2-El vidrio que no se desvaneció pero casi.
Habían pasado aproximadamente diez años desde el día en que la señora Dursley casi pisa por no verlo a tiempo a un bebé que alguién había dejado en su puerta, pero Privet Drive no había cambiado en absoluto. Sus habitantes seguían pasando demasiadas horas cortando el césped y retocando el seto y los Dursley no habían cambiado ningún mueble de su casa. Sólo las fotos de la repisa de la chimenea eran testimonio del tiempo que había pasado. Diez años antes, había una gran cantidad de retratos de lo que parecía una gran pelota rosada con gorros diferentes, pero el gordo hámster rosado y sin pelo que solía ser la mascota de los Dursley, había muerto en extrañas circunstancias. Bueno, quizás que tu hijo pequeño tire al hámster por el váter no se considera extraño, pero eso es cuestión de opiniones. Tras la muerte de la querida mascota, sus fotografías habían sido sustituídas por las de un chico grande y rubio con cara de mala uva. La habitación no ofrecía señales de que allí viviera otro niño.
Sin embargo, Harry Potter, a pesar de los constantes intentos de sus tíos de meterlo en un orfanato o en un internado, estaba todavía allí, durmiendo en aquel momento, pero no por mucho tiempo. Su tía Petunia se había despertado y su voz chillona era el primer ruído del día, mucho más útil que un despertador.

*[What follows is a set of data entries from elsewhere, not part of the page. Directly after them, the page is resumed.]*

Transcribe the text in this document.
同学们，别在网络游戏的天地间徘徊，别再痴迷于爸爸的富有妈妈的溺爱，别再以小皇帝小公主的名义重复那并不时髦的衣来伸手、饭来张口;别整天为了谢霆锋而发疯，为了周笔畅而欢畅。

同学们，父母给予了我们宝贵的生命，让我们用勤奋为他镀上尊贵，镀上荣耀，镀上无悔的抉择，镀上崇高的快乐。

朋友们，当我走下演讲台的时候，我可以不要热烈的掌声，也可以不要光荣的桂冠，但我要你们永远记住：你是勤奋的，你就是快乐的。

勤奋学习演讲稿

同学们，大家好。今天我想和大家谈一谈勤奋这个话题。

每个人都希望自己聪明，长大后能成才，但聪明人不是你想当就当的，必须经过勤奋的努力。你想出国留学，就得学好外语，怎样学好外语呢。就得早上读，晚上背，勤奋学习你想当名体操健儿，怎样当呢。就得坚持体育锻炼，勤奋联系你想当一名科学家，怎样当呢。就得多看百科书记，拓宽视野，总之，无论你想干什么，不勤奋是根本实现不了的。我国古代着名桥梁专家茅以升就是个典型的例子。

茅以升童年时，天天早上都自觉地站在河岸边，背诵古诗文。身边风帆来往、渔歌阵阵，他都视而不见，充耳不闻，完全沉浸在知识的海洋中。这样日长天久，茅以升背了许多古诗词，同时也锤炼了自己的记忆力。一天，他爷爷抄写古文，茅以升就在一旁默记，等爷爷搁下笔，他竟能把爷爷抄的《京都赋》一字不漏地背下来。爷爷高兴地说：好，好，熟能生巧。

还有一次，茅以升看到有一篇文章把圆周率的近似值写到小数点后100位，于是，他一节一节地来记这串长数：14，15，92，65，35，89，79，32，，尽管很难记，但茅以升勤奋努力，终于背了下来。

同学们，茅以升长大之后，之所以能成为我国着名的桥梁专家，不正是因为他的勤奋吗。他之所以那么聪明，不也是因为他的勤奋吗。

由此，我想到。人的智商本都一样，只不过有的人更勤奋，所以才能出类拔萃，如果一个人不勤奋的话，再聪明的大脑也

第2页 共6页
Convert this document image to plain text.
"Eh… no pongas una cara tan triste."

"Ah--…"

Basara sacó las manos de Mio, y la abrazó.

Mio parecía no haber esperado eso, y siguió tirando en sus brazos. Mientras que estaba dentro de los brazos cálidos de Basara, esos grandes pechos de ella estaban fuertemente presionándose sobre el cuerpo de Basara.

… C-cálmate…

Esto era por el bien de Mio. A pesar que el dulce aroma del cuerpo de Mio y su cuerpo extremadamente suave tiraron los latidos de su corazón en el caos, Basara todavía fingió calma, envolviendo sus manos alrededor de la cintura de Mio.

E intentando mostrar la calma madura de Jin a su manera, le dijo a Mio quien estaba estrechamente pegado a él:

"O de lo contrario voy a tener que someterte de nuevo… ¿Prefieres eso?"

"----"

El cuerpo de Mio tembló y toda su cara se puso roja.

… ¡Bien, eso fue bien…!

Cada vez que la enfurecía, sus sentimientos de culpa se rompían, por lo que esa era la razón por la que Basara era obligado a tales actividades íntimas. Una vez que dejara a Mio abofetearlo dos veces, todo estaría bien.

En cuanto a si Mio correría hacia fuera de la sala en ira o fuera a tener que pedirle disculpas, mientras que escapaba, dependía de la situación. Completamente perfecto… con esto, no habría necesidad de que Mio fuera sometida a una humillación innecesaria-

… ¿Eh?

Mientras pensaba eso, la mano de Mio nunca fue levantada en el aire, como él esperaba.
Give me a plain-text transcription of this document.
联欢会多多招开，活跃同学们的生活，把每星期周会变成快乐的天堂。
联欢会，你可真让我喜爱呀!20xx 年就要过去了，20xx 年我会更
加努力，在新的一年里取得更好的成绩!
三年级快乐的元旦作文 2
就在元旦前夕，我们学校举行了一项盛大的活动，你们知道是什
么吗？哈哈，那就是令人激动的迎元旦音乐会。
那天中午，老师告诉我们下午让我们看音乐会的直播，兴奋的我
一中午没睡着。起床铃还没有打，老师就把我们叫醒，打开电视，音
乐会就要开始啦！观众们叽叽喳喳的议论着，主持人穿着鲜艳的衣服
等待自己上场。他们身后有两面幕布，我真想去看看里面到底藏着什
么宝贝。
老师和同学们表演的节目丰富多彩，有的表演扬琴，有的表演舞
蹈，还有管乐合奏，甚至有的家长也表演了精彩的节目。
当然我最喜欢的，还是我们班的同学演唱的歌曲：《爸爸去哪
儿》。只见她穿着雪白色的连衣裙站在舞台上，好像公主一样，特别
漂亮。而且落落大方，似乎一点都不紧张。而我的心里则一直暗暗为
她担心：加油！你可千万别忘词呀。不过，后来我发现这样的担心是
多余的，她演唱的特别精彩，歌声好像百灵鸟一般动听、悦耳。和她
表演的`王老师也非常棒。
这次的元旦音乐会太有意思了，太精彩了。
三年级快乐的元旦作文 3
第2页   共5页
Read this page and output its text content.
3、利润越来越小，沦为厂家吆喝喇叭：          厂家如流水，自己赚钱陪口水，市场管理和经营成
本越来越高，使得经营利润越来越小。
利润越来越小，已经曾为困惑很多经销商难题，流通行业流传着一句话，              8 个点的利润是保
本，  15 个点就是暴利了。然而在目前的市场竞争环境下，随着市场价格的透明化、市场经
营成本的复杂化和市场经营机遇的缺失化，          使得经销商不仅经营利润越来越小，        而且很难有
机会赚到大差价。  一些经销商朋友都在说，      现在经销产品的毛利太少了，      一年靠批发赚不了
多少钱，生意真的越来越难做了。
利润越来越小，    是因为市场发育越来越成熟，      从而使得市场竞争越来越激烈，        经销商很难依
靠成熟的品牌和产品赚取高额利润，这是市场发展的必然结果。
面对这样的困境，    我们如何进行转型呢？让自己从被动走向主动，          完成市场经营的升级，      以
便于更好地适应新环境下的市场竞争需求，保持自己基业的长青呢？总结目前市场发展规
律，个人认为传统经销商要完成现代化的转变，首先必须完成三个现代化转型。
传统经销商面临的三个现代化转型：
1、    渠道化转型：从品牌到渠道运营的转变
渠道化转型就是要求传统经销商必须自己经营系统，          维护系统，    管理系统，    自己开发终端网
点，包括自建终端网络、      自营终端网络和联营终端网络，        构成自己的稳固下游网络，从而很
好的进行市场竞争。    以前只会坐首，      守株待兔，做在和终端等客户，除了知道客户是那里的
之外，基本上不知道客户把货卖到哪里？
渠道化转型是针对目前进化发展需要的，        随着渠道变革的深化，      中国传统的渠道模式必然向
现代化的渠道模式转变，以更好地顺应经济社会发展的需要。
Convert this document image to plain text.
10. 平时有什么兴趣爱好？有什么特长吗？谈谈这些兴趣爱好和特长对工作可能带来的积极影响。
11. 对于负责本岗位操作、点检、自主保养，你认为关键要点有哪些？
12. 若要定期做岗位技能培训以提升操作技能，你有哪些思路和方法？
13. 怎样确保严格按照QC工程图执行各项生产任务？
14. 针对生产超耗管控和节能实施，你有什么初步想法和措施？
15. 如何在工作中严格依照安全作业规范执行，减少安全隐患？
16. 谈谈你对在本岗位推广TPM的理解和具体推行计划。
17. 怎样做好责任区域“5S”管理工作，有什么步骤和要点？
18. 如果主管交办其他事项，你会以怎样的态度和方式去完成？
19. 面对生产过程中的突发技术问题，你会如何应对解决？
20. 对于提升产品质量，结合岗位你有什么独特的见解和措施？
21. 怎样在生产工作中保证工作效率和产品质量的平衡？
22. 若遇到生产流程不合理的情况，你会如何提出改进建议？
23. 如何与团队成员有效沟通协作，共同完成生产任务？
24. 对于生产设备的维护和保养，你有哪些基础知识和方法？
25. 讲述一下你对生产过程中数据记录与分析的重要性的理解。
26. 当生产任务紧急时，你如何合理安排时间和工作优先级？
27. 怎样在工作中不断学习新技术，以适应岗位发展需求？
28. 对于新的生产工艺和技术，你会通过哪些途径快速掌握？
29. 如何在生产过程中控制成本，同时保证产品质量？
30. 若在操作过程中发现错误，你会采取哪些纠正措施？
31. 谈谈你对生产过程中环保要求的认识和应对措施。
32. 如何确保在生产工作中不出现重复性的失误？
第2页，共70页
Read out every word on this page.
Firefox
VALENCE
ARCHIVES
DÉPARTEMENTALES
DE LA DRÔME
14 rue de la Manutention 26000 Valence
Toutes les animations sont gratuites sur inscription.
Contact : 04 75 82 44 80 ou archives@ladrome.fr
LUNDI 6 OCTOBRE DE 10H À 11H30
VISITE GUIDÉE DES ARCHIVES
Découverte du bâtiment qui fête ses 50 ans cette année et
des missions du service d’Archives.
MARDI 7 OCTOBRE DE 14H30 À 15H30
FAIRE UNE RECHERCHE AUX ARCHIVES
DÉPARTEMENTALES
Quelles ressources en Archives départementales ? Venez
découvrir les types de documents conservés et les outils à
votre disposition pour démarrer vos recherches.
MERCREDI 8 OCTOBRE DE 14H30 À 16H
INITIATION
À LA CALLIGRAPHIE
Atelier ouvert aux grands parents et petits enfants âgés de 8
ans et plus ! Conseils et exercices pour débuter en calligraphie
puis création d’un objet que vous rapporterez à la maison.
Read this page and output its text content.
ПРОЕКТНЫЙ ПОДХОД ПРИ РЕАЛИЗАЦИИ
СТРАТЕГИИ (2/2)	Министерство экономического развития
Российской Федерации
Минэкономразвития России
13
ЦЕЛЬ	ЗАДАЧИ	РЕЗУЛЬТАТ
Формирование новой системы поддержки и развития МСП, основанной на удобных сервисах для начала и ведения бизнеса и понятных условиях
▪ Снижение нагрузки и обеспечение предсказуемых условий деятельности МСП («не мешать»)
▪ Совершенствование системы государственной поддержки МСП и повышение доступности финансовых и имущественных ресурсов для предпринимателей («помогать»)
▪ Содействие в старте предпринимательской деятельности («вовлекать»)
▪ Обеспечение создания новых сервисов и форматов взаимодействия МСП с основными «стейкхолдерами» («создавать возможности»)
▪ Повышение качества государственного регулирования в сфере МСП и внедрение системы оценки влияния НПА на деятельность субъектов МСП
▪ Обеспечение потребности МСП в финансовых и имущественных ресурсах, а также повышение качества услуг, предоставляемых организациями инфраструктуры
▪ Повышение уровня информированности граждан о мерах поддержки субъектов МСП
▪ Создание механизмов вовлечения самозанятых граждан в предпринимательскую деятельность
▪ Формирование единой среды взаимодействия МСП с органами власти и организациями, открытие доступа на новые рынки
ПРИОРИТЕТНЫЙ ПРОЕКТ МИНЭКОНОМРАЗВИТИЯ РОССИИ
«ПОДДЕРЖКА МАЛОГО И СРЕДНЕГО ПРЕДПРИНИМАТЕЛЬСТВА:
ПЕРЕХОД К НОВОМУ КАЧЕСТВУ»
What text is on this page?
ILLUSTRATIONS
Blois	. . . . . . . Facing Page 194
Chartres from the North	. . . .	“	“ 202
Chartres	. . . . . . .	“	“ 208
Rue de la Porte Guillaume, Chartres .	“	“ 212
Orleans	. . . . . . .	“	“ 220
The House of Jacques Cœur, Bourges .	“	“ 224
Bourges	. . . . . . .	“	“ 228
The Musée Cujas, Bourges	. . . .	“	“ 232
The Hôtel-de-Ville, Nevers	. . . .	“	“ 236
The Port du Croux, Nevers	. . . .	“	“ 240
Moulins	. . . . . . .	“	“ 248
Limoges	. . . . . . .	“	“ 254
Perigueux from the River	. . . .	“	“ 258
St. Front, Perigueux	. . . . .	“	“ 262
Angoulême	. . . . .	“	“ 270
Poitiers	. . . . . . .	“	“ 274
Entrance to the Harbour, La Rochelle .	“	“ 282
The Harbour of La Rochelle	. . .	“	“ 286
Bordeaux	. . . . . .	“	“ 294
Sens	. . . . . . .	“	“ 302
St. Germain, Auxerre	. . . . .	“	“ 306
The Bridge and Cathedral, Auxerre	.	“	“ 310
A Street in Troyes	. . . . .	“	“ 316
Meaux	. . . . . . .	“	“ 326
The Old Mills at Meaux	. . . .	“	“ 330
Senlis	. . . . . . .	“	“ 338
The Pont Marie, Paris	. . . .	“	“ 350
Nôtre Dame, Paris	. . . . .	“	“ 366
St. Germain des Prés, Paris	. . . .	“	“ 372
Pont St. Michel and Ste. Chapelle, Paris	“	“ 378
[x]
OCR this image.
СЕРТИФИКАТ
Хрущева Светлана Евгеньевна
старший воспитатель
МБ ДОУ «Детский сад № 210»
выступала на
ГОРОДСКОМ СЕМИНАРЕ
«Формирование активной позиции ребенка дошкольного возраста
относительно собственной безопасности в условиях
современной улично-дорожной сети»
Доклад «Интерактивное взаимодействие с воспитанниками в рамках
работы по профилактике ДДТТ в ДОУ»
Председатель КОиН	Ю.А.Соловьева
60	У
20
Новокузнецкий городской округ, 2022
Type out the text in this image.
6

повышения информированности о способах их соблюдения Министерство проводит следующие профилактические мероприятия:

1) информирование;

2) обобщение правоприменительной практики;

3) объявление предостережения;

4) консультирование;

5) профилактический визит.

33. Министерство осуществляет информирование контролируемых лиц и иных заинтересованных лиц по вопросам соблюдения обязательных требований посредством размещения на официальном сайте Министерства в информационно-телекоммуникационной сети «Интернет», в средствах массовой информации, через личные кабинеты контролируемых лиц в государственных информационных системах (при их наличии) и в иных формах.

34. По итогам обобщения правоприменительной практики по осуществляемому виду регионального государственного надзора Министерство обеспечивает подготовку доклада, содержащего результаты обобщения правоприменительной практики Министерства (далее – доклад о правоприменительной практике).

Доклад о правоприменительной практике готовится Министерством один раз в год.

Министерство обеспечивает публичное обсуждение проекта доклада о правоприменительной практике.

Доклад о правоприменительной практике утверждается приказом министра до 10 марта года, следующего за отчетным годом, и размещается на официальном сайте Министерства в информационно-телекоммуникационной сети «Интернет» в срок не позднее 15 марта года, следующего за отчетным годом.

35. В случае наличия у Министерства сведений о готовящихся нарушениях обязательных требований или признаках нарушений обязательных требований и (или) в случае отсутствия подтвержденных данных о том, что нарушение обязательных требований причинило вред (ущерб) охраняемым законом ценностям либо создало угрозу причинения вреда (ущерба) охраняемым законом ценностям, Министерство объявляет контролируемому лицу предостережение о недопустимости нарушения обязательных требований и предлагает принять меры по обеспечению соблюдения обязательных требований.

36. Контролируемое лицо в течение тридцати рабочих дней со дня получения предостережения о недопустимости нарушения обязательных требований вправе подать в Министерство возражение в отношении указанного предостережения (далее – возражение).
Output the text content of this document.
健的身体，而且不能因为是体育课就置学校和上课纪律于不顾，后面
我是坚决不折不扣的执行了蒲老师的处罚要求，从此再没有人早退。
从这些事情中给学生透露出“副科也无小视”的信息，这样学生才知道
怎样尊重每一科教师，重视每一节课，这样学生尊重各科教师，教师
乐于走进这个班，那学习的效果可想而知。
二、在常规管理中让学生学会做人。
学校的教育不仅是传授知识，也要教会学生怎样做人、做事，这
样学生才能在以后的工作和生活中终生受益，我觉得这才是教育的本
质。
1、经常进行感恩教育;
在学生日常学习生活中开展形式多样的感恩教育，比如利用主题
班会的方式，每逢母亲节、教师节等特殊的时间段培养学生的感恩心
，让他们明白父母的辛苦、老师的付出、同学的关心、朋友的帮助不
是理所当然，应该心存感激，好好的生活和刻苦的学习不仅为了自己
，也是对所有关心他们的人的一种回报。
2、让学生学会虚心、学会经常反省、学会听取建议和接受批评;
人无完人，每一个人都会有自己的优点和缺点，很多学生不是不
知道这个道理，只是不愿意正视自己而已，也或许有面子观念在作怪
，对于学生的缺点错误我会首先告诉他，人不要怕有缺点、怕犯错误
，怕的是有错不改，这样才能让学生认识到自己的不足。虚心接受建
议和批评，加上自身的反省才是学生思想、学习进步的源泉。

-¡Harry, deprisa! ¡Está a punto de despertarse! ¡Arriba!
Harry se despertó con un sobresalto. Su tía llamó otra vez a la puerta.
-¡Arriba!-chilló de nuevo. Harry oyó sus pasos en dirección a la cocina, y después el roce de la sartén contra el fogón. El niño maldijo entre dientes, había estado soñando con algo bonito. Con un unicornio. O puede que fuese una moto voladora. Tenía la curiosa sensación de haber soñado lo mismo anteriormente, lo cual era preocupante.
Su tía volvió a la puerta y preguntó, con un tinte de ansiedad en la voz:
-¿Ya estás levantado?
-En absoluto.-respondió Harry, cerrando los ojos de nuevo.
-¡Harry!-se desesperó su tía.-¡Por favor! Es el cumpleaños de Dudley.
Harry se incorporó de golpe, abriendo mucho los ojos. Lo había olvidado por completo. Se levantó rapidamente y comenzó a buscar sus calcetines. Encontró uno debajo de la cama, con una araña encima, pero no se veía a su pareja por ninguna parte, así que decidió dejar ese como nido para el pequeño insecto. De todas formas, ¿quién necesitaba calcetines?
Salió de la alacena debajo de las escaleras, que era donde dormía, después de vestirse y se dirigió a la cocina. La mesa estaba casi cubierta por los regalos de cumpleaños de Dudley. Parecía que éste había conseguido el ordenador nuevo que quería, por no mencionar el segundo televisor, la bicicleta de carreras y el libro de cuentos. La razón exacta por la que Dudley podía querer un libro había sido un misterio para Harry hasta hacía unos pocos días, cuando su primo comentó que lo pedía para ponerlo bajo la pata de su escritorio, que cojeaba y para poder entrar a la biblioteca sin despertar sospechas y pegar a los niños que iban allí. A Dudley le encantaba cualquier cosa que implicase herir a alguien. Su saco de boxeo favorito era Harry, pero no podía atraparlo muy a menudo. Aunque no lo parecía, Harry era rápido.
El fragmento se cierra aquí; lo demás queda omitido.